And, hmm... A challenge? I didn't want a challenge. That's why I thought we clicked well. There was no challenge. He was puzzle piece A, and I was puzzle piece B. We fit. No looking for the one or two lost pieces even after you've completed the puzzle.

That must be a good feeling :]

It was, until he started being all retarded. :<

That must be a bad feeling, being relationally-retarded is no good >.<
 
Black Dragon said:
When guys do that I think it's because they may not have the same expectations in their hearts as you may. To some guys, relationships are a quick fix to a larger problem, so once the relationship's demands start to outweigh the gain said male may reap, then they cut out. I think that's one explanation :].


Nobody I knew ever put it that way, but it's true to a certain extent. Some guys will get into a relationship just for the sex, then when the girl starts wanting more and more, he just won't feel compelled to give it to her. If the guy's an Alpha male, he won't feel like "I better not mess up, or she'll leave me". He'll feel like "Why bother?". Sad but true.

I'm going through a situation where it's really hard on me to stay "single". I started out as her friend and then she asked me if there was something more to it. I told her I wasn't ready for a relationship, and at the time we left it at that. She and I kept seeing each other (we live in the same apartment complex) and it came to a point where we made out and slept together. It was my first time.

As all of this went on, I never once said "I want to be with you" or "I love you". At one point before we did anything she tried to kiss me in the mouth and I pulled away. I gave her so many opportunities to leave me it'd make a pick up artist puke. And yet she kept coming forward, until she broke my will to not have sex outside of a relationship. It was mostly carnal desire, though I did treat her well, and made sure to satisfy her before trying to satisfy myself. I treated her with a certain amount of love, a warmth, but being careful not to cross a line I wasn't sure I was ready to cross just yet.

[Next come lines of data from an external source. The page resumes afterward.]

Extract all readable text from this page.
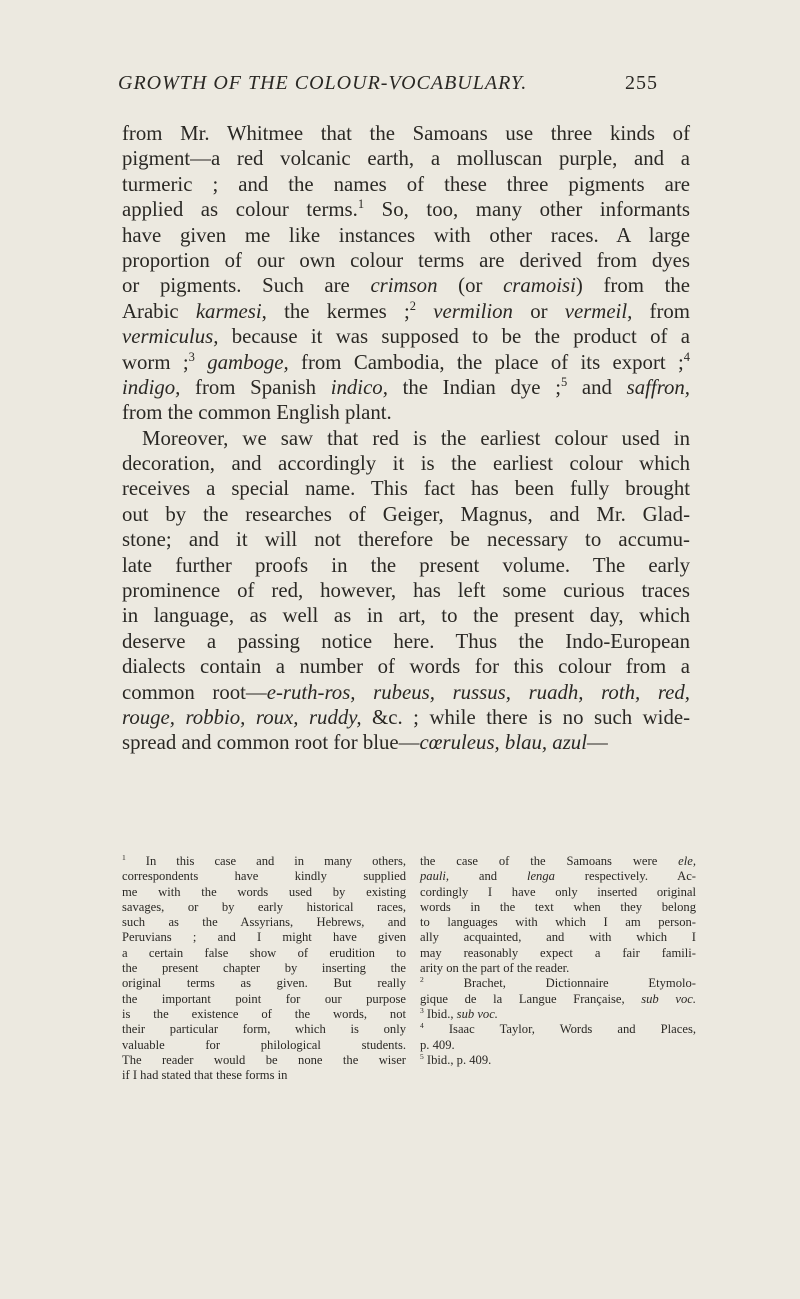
GROWTH OF THE COLOUR-VOCABULARY.	255
from Mr. Whitmee that the Samoans use three kinds of
pigment—a red volcanic earth, a molluscan purple, and a
turmeric ; and the names of these three pigments are
applied as colour terms.$^1$ So, too, many other informants
have given me like instances with other races. A large
proportion of our own colour terms are derived from dyes
or pigments. Such are crimson (or cramoisi) from the
Arabic karmesi, the kermes ;$^2$ vermilion or vermeil, from
vermiculus, because it was supposed to be the product of a
worm ;$^3$ gamboge, from Cambodia, the place of its export ;$^4$
indigo, from Spanish indico, the Indian dye ;$^5$ and saffron,
from the common English plant.
Moreover, we saw that red is the earliest colour used in
decoration, and accordingly it is the earliest colour which
receives a special name. This fact has been fully brought
out by the researches of Geiger, Magnus, and Mr. Glad-
stone; and it will not therefore be necessary to accumu-
late further proofs in the present volume. The early
prominence of red, however, has left some curious traces
in language, as well as in art, to the present day, which
deserve a passing notice here. Thus the Indo-European
dialects contain a number of words for this colour from a
common root—e-ruth-ros, rubeus, russus, ruadh, roth, red,
rouge, robbio, roux, ruddy, &c. ; while there is no such wide-
spread and common root for blue—cœruleus, blau, azul—
$^1$ In this case and in many others,
correspondents have kindly supplied
me with the words used by existing
savages, or by early historical races,
such as the Assyrians, Hebrews, and
Peruvians ; and I might have given
a certain false show of erudition to
the present chapter by inserting the
original terms as given. But really
the important point for our purpose
is the existence of the words, not
their particular form, which is only
valuable for philological students.
The reader would be none the wiser
if I had stated that these forms in
the case of the Samoans were ele,
pauli, and lenga respectively. Ac-
cordingly I have only inserted original
words in the text when they belong
to languages with which I am person-
ally acquainted, and with which I
may reasonably expect a fair famili-
arity on the part of the reader.
$^2$ Brachet, Dictionnaire Etymolo-
gique de la Langue Française, sub voc.
$^3$ Ibid., sub voc.
$^4$ Isaac Taylor, Words and Places,
p. 409.
$^5$ Ibid., p. 409.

I went through a period of intense mental and emotional debate, and sometimes I'd feel so bad about doing what I did I just wanted to die. I thought, my God, I messed up. I had no hunger and actually lost weight. And then I'd curse myself for letting another girl get to my head. The thing is, it feels so good... there are literally no words to describe it. And it's not only the sex, it's the feeling you're wanted, you are her object of desire. I have yet to try anything that gives me a higher high than that feeling of "I'm actually WANTED by a girl". And then there was the guilt, the feeling of "OMG, now she will surely want a relationship, and I'm not ready to do that again."

So I talked to my mom (I couldn't talk to my dad about this because... well it's too painful to explain). She told me to tell her what I felt making sure I didn't hurt her feelings, but at the same time told me if she just wanted the sex, to go for it. She said experience is important in sex, and inexperience is one of women's frustrations when it comes to guys. I was shocked she'd say that, to just go for it.

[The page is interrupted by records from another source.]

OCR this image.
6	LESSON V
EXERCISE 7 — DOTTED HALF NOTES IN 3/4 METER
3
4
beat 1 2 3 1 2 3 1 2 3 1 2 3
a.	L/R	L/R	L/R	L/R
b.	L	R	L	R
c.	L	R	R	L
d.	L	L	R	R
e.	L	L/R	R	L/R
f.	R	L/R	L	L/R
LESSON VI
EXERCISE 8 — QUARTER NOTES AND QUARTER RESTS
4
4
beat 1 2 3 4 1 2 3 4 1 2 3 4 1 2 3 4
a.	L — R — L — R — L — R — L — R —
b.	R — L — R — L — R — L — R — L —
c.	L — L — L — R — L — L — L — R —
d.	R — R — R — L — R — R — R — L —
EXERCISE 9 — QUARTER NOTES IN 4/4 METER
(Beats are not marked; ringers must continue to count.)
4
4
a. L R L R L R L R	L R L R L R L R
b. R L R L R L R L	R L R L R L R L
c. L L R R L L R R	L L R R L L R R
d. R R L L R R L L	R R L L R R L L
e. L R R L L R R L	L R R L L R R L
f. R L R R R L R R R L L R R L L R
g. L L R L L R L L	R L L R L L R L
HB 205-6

Anyways, point is we're still in this game, going back and forth, and I'm being torn. I was in a pretty bad relationship before, and I don't want to go through it again. She did something I didn't like... she started teasing me too much. And we went out recently, and she couldn't stay focused on me like I could on her. Went through this before, been there, and didn't like it one bit. And yet on other occasions she's completely different from my ex. For the most part she's different. (Women, pay attention: it's not necessarily your fault, but if you remind us of a very painful previous experience, we will start associating you the same way. It's our way of defending ourselves from falling into the same hole. And the worst part is, we probably won't tell you; some of us want to know how much you really have in common, before making a decision.)

I'd like to find someone I could spend my life with, but right now I really value my freedom, and even to an extent, my loneliness. I learned to appreciate them, because you never know just how lonely lonely really is until you're with someone who doesn't care about you like you care about them. You can be with them, but you feel like you are completely, utterly alone, and disarmed. Right now when I'm alone, I think, and then I'm not so alone. Being in a failing relationship paralyzed my mind until I was freaking out.

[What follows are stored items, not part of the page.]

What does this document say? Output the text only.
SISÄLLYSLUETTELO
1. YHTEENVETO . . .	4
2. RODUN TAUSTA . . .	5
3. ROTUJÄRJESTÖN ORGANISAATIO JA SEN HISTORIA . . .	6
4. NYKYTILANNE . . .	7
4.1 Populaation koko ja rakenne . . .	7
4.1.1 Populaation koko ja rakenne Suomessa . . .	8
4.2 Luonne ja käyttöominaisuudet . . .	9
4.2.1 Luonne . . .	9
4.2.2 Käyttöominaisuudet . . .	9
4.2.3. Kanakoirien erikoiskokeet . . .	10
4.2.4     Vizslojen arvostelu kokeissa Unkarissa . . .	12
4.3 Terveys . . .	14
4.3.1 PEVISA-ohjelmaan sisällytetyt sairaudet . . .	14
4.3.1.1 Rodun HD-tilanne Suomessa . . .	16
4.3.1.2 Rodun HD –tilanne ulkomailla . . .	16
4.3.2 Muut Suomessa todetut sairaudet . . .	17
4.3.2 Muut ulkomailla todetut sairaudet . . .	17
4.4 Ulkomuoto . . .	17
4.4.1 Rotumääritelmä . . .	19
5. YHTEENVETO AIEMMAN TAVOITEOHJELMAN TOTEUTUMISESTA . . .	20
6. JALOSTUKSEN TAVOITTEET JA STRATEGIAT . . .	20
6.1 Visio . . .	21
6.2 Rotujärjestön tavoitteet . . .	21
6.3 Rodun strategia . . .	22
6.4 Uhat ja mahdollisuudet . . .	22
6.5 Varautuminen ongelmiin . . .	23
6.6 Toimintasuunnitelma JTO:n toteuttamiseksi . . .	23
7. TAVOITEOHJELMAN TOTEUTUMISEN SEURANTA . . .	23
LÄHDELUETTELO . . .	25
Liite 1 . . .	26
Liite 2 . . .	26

And so I find myself at a fork in the road; on one side is the safe and familiar path of loneliness, costant thinking and introspection, masturbation and thinking of gorgeous women who will never be by my side because they are just way out of my depth. On the other side is a mostly unknown path, of which I am only familiar with the rocks I fell on and hurt myself, before being forced to follow the other path. There's alot of things I like supposedly down there: love, security, sex (with an actual live female of reproductive age =P), the feeling of being wanted. Which path I choose depends on whether I feel I can give back what I'm being given, and whether I decide that maybe it won't be so bad this time around. You must remember, I AM a guy, and sex with no strings attached does attract me. But so does the thought of actually having someone to come home to.

Hope this account of one guy can help you understand our little male minds. =P Just know that everything is not lost, and there are guys looking for something stable, just like there are guys looking for that next temporary high.
 
Yea, the Alpha-male thing... True. Even though he's told me that he fears me leaving him. I don't know if I fully believe in him though. He's just a really strange guy. I know him very well though, and when I bought up the issue of breaking up, he asked me why would he want to do that. He then added in the fact that he would hate to have wasted his time on me, only to break up. Something told me he would say that, but he's never downright said, "You're staying with me, and that's final." And I know he's not just looking for a "quick fix," because he would have been done with me by now. He just doesn't talk to me as much as we used to, and it kind of bothers me, and I know it shouldn't.

It's more complicated than I can explain. I do believe that we were each others true love... Blah, blah, blah... Still doesn't make up for the fact he's a butthole. =/
 
Yeah, love is always going to be a mystery to me really... Words can't ever really help the restless heart.